Being frugal, instead of getting two additional pans for the chocolate cake, we just purchased a second spring-form pan. She made the cheese cake first. The cheese cake takes a day in the fridge to set up, and she needed the pan to bake the cake. So what looks like mashed potatoes is a huge plate of delicious cheese cake.

Potatoes are expensive here, both at the store and the farmers' market, so we haven't purchased any yet. I told Rachel, we should learn to love papayas which were 9 for $2 at the farmers market! Eat what is local and in season, but we don't really like papayas. My favorite produce comes from the small family farms.  They have an unmanned table by their gate with fresh produce and the price. You take what you want and leave the cash. Prices are better, and all the money goes to the farmer. 

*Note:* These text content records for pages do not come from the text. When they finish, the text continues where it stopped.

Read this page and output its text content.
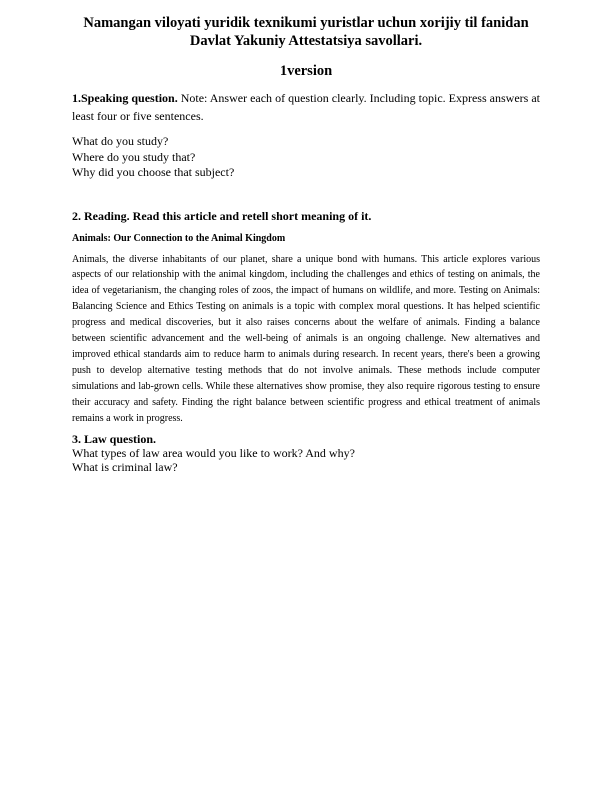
Namangan viloyati yuridik texnikumi yuristlar uchun xorijiy til fanidan
Davlat Yakuniy Attestatsiya savollari.
1version

1.Speaking question. Note: Answer each of question clearly. Including topic. Express answers at least four or five sentences.

What do you study?
Where do you study that?
Why did you choose that subject?
2. Reading. Read this article and retell short meaning of it.
Animals: Our Connection to the Animal Kingdom

Animals, the diverse inhabitants of our planet, share a unique bond with humans. This article explores various aspects of our relationship with the animal kingdom, including the challenges and ethics of testing on animals, the idea of vegetarianism, the changing roles of zoos, the impact of humans on wildlife, and more. Testing on Animals: Balancing Science and Ethics Testing on animals is a topic with complex moral questions. It has helped scientific progress and medical discoveries, but it also raises concerns about the welfare of animals. Finding a balance between scientific advancement and the well-being of animals is an ongoing challenge. New alternatives and improved ethical standards aim to reduce harm to animals during research. In recent years, there's been a growing push to develop alternative testing methods that do not involve animals. These methods include computer simulations and lab-grown cells. While these alternatives show promise, they also require rigorous testing to ensure their accuracy and safety. Finding the right balance between scientific progress and ethical treatment of animals remains a work in progress.

3. Law question.
What types of law area would you like to work? And why?
What is criminal law?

While it looks like the booths in the farmers markets purchase from local farmers and from big produce suppliers. One time we bought mushrooms at the farmers market, they came from a packer/distributor in Canada who was selling mushrooms grown in the state of Washington.  They were good mushrooms, but probably the same ones we could have purchased at the grocery store here or in Texas.  The farmers market  seem to try to have everything to keep buyers from having to go to the store.  

We had a slice of chocolate birthday cake for breakfast, and headed out for the day.  We went to Pebble Beach, Black Sands Beach, and the most southern point in the United States.